Question: How can we can play with $(1)$ to get $(2)$ algebraically or vice versa? If we start with $(1)$ how one can get rid of $1$ in denominator? or if we start with $(2)$ how we can generate $1$ in the denominator where $n=2$.

1

There are 1 best solutions below

0
On BEST ANSWER

softmax is a function from $\mathbb{R}^n \to \mathbb{R}^n$ and gives "probabilities" for each of $n$ alternatives.

$\sigma$ is a function from $\mathbb{R} \to \mathbb{R}$ and gives "probability" for one alternative. But of course, it is really choosing between two alternatives. It's just that, if there are only two alternatives, giving only one value is sufficient because probabilities must sum to $1$. I.e., if $\sigma(y)$ is the probability for one choice, then the other choice must have probability $1 - \sigma(y) = \sigma(-y)$.

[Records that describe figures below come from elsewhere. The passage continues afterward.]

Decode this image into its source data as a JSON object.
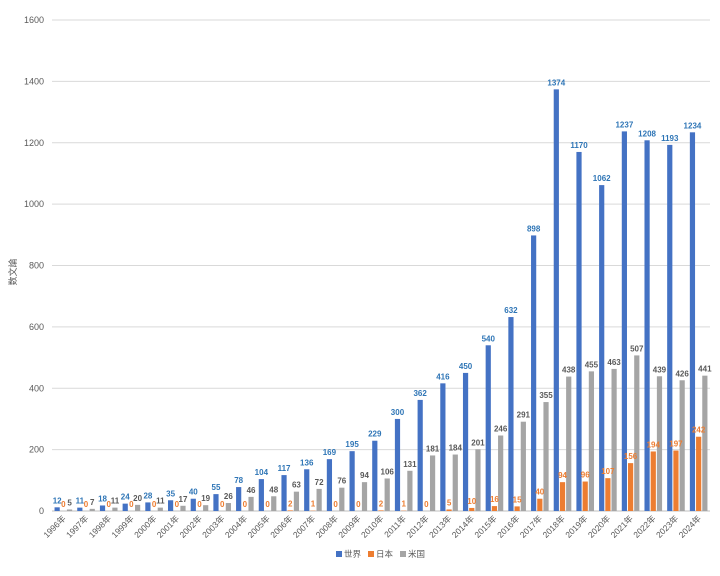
{
  "chart_data": {
    "type": "bar",
    "ylabel": "数文論",
    "ylim": [
      0,
      1600
    ],
    "yticks": [
      0,
      200,
      400,
      600,
      800,
      1000,
      1200,
      1400,
      1600
    ],
    "grid": true,
    "legend_position": "bottom",
    "categories": [
      "1996年",
      "1997年",
      "1998年",
      "1999年",
      "2000年",
      "2001年",
      "2002年",
      "2003年",
      "2004年",
      "2005年",
      "2006年",
      "2007年",
      "2008年",
      "2009年",
      "2010年",
      "2011年",
      "2012年",
      "2013年",
      "2014年",
      "2015年",
      "2016年",
      "2017年",
      "2018年",
      "2019年",
      "2020年",
      "2021年",
      "2022年",
      "2023年",
      "2024年"
    ],
    "series": [
      {
        "name": "世界",
        "color": "#4472C4",
        "label_color": "#2E75B6",
        "values": [
          12,
          11,
          18,
          24,
          28,
          35,
          40,
          55,
          78,
          104,
          117,
          136,
          169,
          195,
          229,
          300,
          362,
          416,
          450,
          540,
          632,
          898,
          1374,
          1170,
          1062,
          1237,
          1208,
          1193,
          1234
        ]
      },
      {
        "name": "日本",
        "color": "#ED7D31",
        "label_color": "#ED7D31",
        "values": [
          0,
          0,
          0,
          0,
          0,
          0,
          0,
          0,
          0,
          0,
          2,
          1,
          0,
          0,
          2,
          1,
          0,
          5,
          10,
          16,
          15,
          40,
          94,
          96,
          107,
          156,
          194,
          197,
          242
        ]
      },
      {
        "name": "米国",
        "color": "#A5A5A5",
        "label_color": "#595959",
        "values": [
          5,
          7,
          11,
          20,
          11,
          17,
          19,
          26,
          46,
          48,
          63,
          72,
          76,
          94,
          106,
          131,
          181,
          184,
          201,
          246,
          291,
          355,
          438,
          455,
          463,
          507,
          439,
          426,
          441
        ]
      }
    ]
  }
}
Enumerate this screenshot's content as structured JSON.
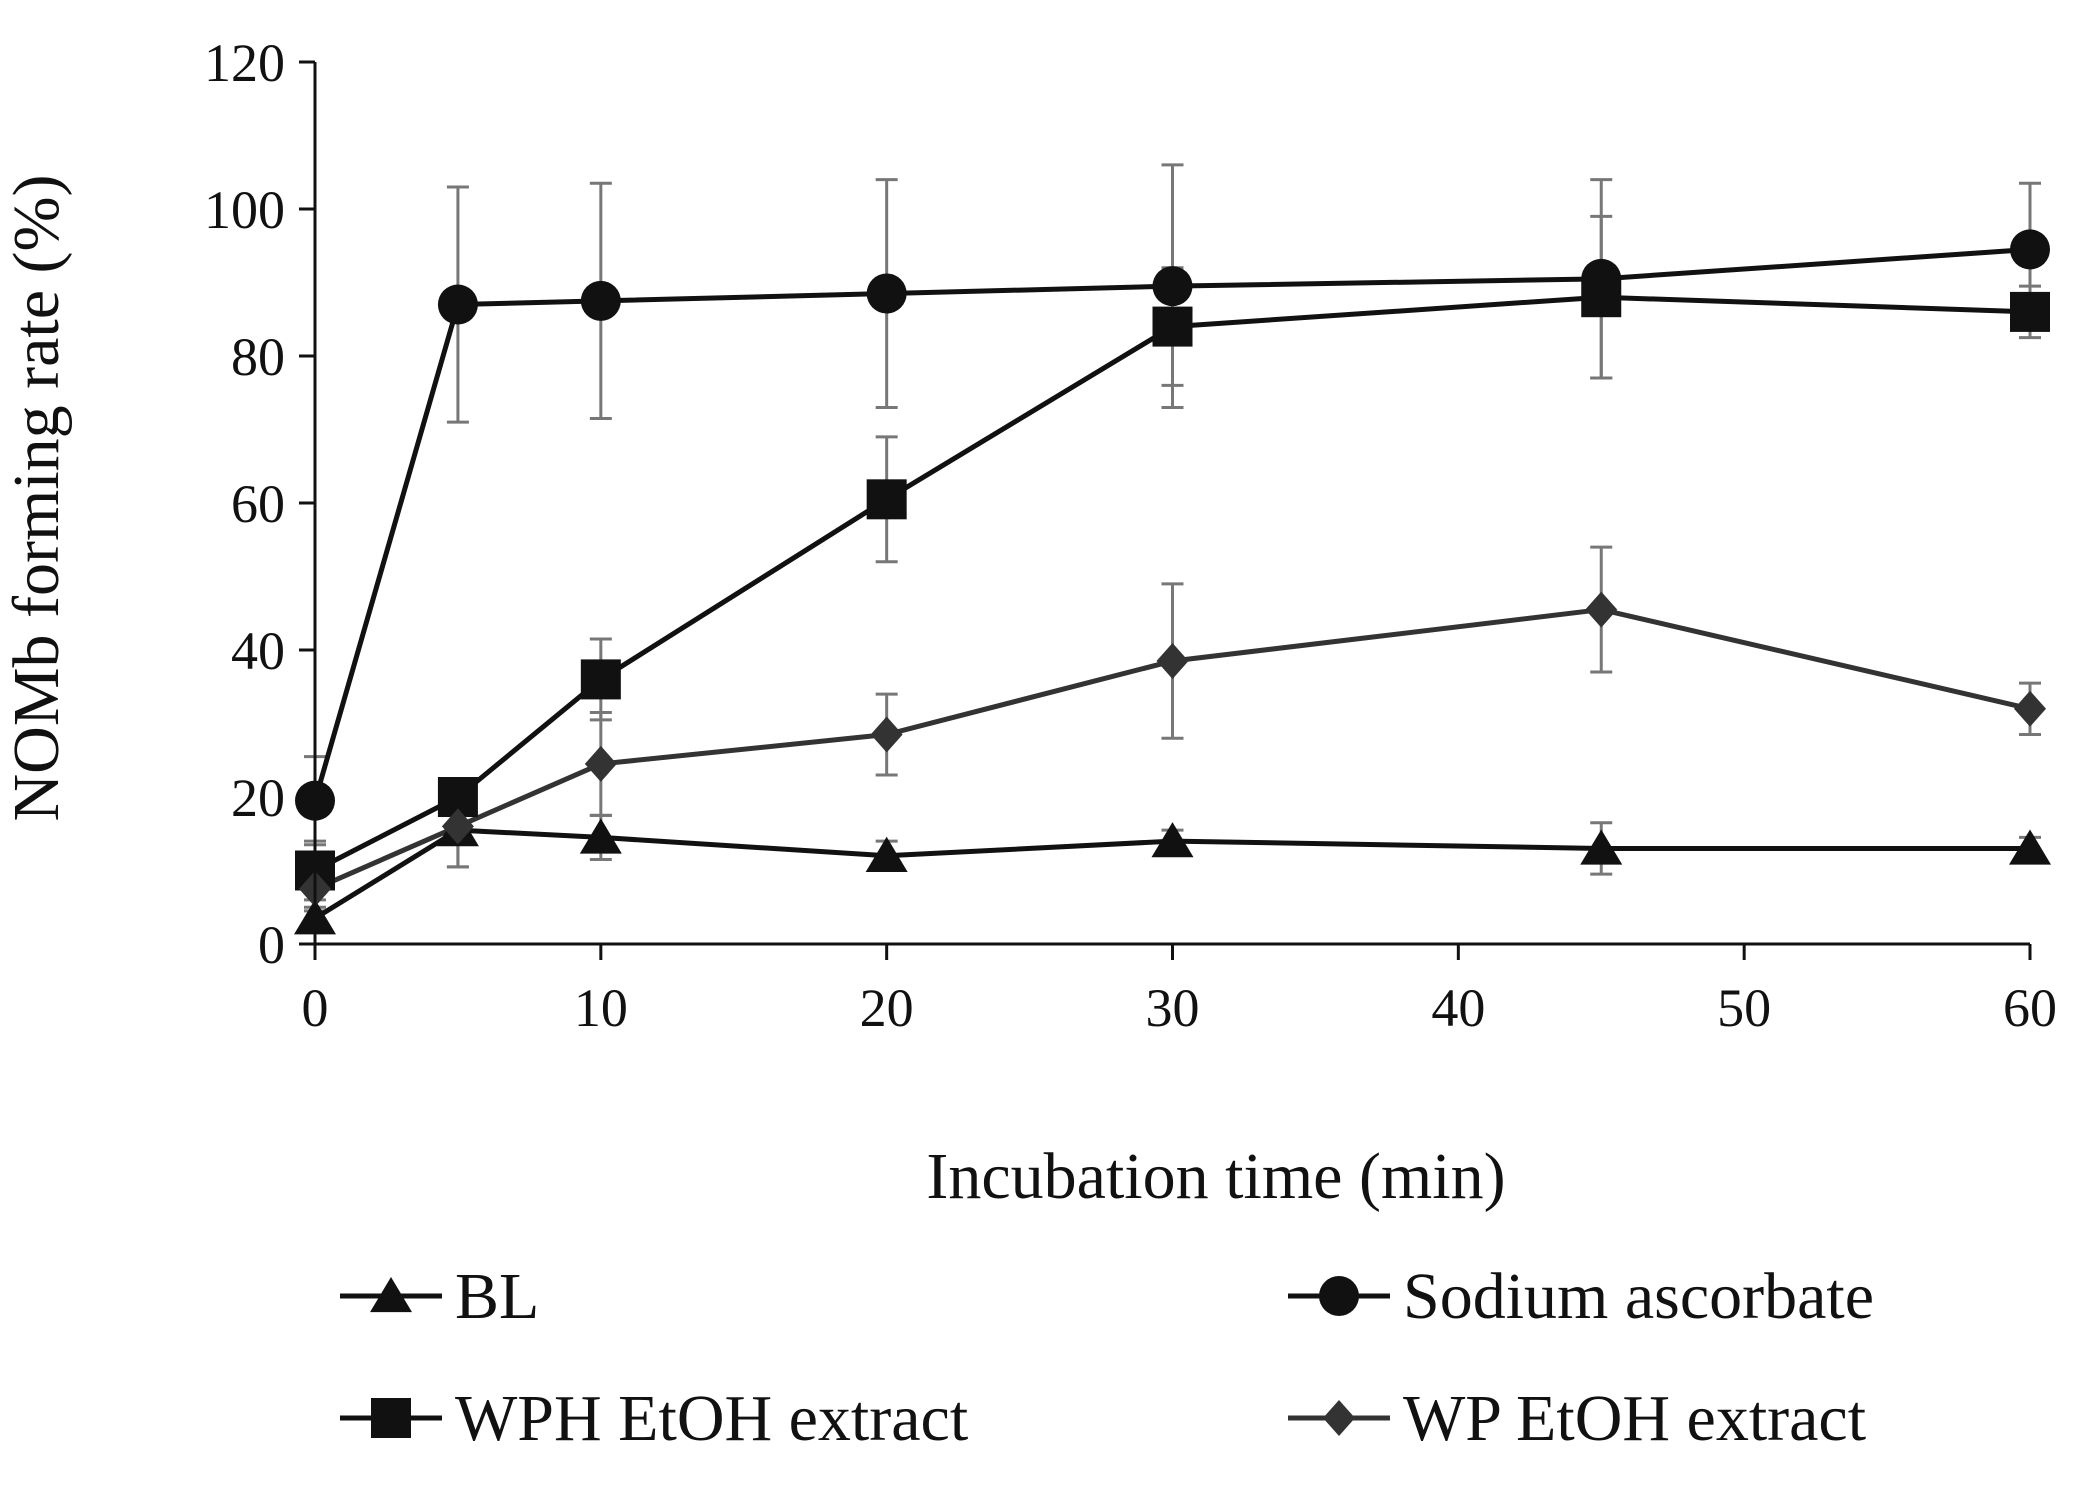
{
  "chart_data": {
    "type": "line",
    "title": "",
    "xlabel": "Incubation time (min)",
    "ylabel": "NOMb forming rate (%)",
    "xlim": [
      0,
      60
    ],
    "ylim": [
      0,
      120
    ],
    "xticks": [
      "0",
      "10",
      "20",
      "30",
      "40",
      "50",
      "60"
    ],
    "yticks": [
      "0",
      "20",
      "40",
      "60",
      "80",
      "100",
      "120"
    ],
    "grid": false,
    "legend_position": "bottom",
    "x": [
      0,
      5,
      10,
      20,
      30,
      45,
      60
    ],
    "series": [
      {
        "name": "BL",
        "marker": "triangle",
        "values": [
          3.5,
          15.5,
          14.5,
          12,
          14,
          13,
          13
        ],
        "errors": [
          1.5,
          5,
          3,
          2,
          1.5,
          3.5,
          1.5
        ]
      },
      {
        "name": "Sodium ascorbate",
        "marker": "circle",
        "values": [
          19.5,
          87,
          87.5,
          88.5,
          89.5,
          90.5,
          94.5
        ],
        "errors": [
          6,
          16,
          16,
          15.5,
          16.5,
          13.5,
          9
        ]
      },
      {
        "name": "WPH EtOH extract",
        "marker": "square",
        "values": [
          10,
          20,
          36,
          60.5,
          84,
          88,
          86
        ],
        "errors": [
          4,
          2.5,
          5.5,
          8.5,
          8,
          11,
          3.5
        ]
      },
      {
        "name": "WP EtOH extract",
        "marker": "diamond",
        "values": [
          7.5,
          16,
          24.5,
          28.5,
          38.5,
          45.5,
          32
        ],
        "errors": [
          3,
          5.5,
          7,
          5.5,
          10.5,
          8.5,
          3.5
        ]
      }
    ],
    "colors": {
      "line": "#111111",
      "diamond_line": "#333333",
      "error_bar": "#777777",
      "axis": "#111111"
    }
  }
}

Once you see that, then here is the "equivalence" (square brackets $[~]$ denote array or vector):

$$\begin{array}{} softmax( [y/2, -y/2] ) &=& \displaystyle [ {e^{y/2} \over e^{y/2} + e^{-y/2}}, {e^{-y/2} \over e^{-y/2} + e^{-y/2}} ]\\ &=& \displaystyle [ {e^y \over e^y + 1}, {e^{-y} \over e^{-y} + 1}] \\ &=& [ \sigma(y), \sigma(-y) ] \end{array} $$

So for $n=2$, softmax really is the same as $\sigma$, except with $y$ rescaled.